One of Japan’s top medical universities has been systematically blocking female applicants from entering the school for at least eight years, local news agencies reported on Thursday.
Details about the tampering were leaked amid an investigation into top administrators at Tokyo Medical University, who came under fire in June for accepting bribes from an education ministry official. Masahiko Usui, chairman of the school's board of regents, and Mamoru Suzuki, the university president, resigned last month after allegations that they had inflated the grades of the ministry official's son to secure him a spot at the school.
Of the 1,019 female applicants to the university in 2018, 30 women — less than 3 percent — were eventually accepted. Nearly 9 percent of male applicants gained admission, the Asahi Shimbun reported.
Kyoko Tanebe, an executive board member at the Japan Joint Association of Medical Professional Women, told the Japan Times that other medical institutions probably have similar policies that discriminate against female applicants. According to recent data from the Organization for Economic Co-operation and Development, women make up less than a quarter of doctors in Japan — the lowest proportion among the 34 OECD countries studied.
Share of female doctors: https://t.co/IdOCkVF10E @OECD_Social @OECDEduSkills pic.twitter.com/bIuNjY607F— Alvaro Santos Pereira (@santospereira_a) March 8, 2017
So why is a country that is battling a shortage of doctors to support its aging population trying to bar qualified candidates from getting training?
According to an unnamed source who spoke to the Yomiuri Shimbun, the school thought female students would eventually leave the medical profession to give birth and raise their children. “There was a silent understanding [to accept more male students] as one way to resolve the doctor shortage,” the source said, adding that the policy was a “necessary evil.”
It is true that female physicians tend to leave the profession at much higher rates than their male counterparts (particularly when they become mothers), but many disagree that keeping them out of medical school is an appropriate or effective response.
“It's a systematic problem in Japanese society that we're not supporting our mothers, but . . . this is the worst possible way to fix the problem,” said Yusuke Tsugawa, a Japanese doctor working as an assistant professor of medicine at UCLA.

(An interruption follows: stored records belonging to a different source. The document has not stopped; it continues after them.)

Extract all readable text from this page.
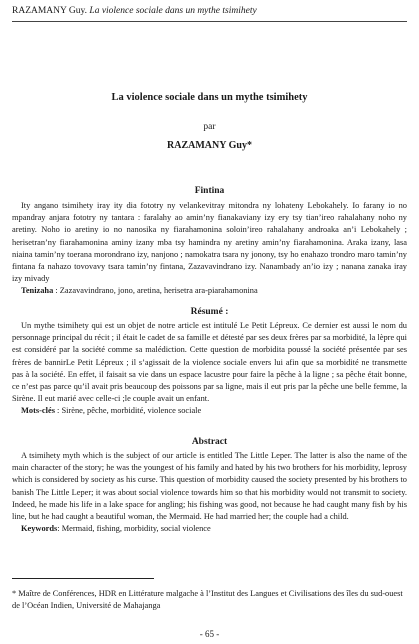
RAZAMANY Guy. La violence sociale dans un mythe tsimihety
La violence sociale dans un mythe tsimihety
par
RAZAMANY Guy*
Fintina

Ity angano tsimihety iray ity dia fototry ny velankevitray mitondra ny lohateny Lebokahely. Io farany io no mpandray anjara fototry ny tantara : faralahy ao amin’ny fianakaviany izy ery tsy tian’ireo rahalahany noho ny aretiny. Noho io aretiny io no nanosika ny fiarahamonina soloin’ireo rahalahany androaka an’i Lebokahely ; herisetran’ny fiarahamonina aminy izany mba tsy hamindra ny aretiny amin’ny fiarahamonina. Araka izany, lasa niaina tamin’ny toerana morondrano izy, nanjono ; namokatra tsara ny jonony, tsy ho enahazo trondro maro tamin’ny fintana fa nahazo tovovavy tsara tamin’ny fintana, Zazavavindrano izy. Nanambady an’io izy ; nanana zanaka iray izy mivady

Tenizaha : Zazavavindrano, jono, aretina, herisetra ara-piarahamonina

Résumé :

Un mythe tsimihety qui est un objet de notre article est intitulé Le Petit Lépreux. Ce dernier est aussi le nom du personnage principal du récit ; il était le cadet de sa famille et détesté par ses deux frères par sa morbidité, la lèpre qui est considéré par la société comme sa malédiction. Cette question de morbidita poussé la société présentée par ses frères de bannirLe Petit Lépreux ; il s’agissait de la violence sociale envers lui afin que sa morbidité ne transmette pas à la société. En effet, il faisait sa vie dans un espace lacustre pour faire la pêche à la ligne ; sa pêche était bonne, ce n’est pas parce qu’il avait pris beaucoup des poissons par sa ligne, mais il eut pris par la pêche une belle femme, la Sirène. Il eut marié avec celle-ci ;le couple avait un enfant.

Mots-clés : Sirène, pêche, morbidité, violence sociale

Abstract

A tsimihety myth which is the subject of our article is entitled The Little Leper. The latter is also the name of the main character of the story; he was the youngest of his family and hated by his two brothers for his morbidity, leprosy which is considered by society as his curse. This question of morbidity caused the society presented by his brothers to banish The Little Leper; it was about social violence towards him so that his morbidity would not transmit to society. Indeed, he made his life in a lake space for angling; his fishing was good, not because he had caught many fish by his line, but he had caught a beautiful woman, the Mermaid. He had married her; the couple had a child.

Keywords: Mermaid, fishing, morbidity, social violence

* Maître de Conférences, HDR en Littérature malgache à l’Institut des Langues et Civilisations des îles du sud-ouest de l’Océan Indien, Université de Mahajanga
- 65 -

In a widely read study published last year, Tsugawa found that patients treated by female physicians in the United States had significantly lower mortality rates and readmission rates than those cared for by male physicians at the same hospital. These findings may not be directly translatable to Japan, but Tsugawa believes it is still unwise to exclude potential female doctors. Barring qualified candidates from medical school, particularly as Japan continues to grapple with an aging population, will harm the country in the long run, he said.
And even if Japanese women do drop out of the profession at higher rates than men right now, it is not the role of medical schools to fix that, Tsugawa argued. “Their job, their role and their mission is to train the doctors. Their mission is not to ensure an optimal workforce in Japan,” he said.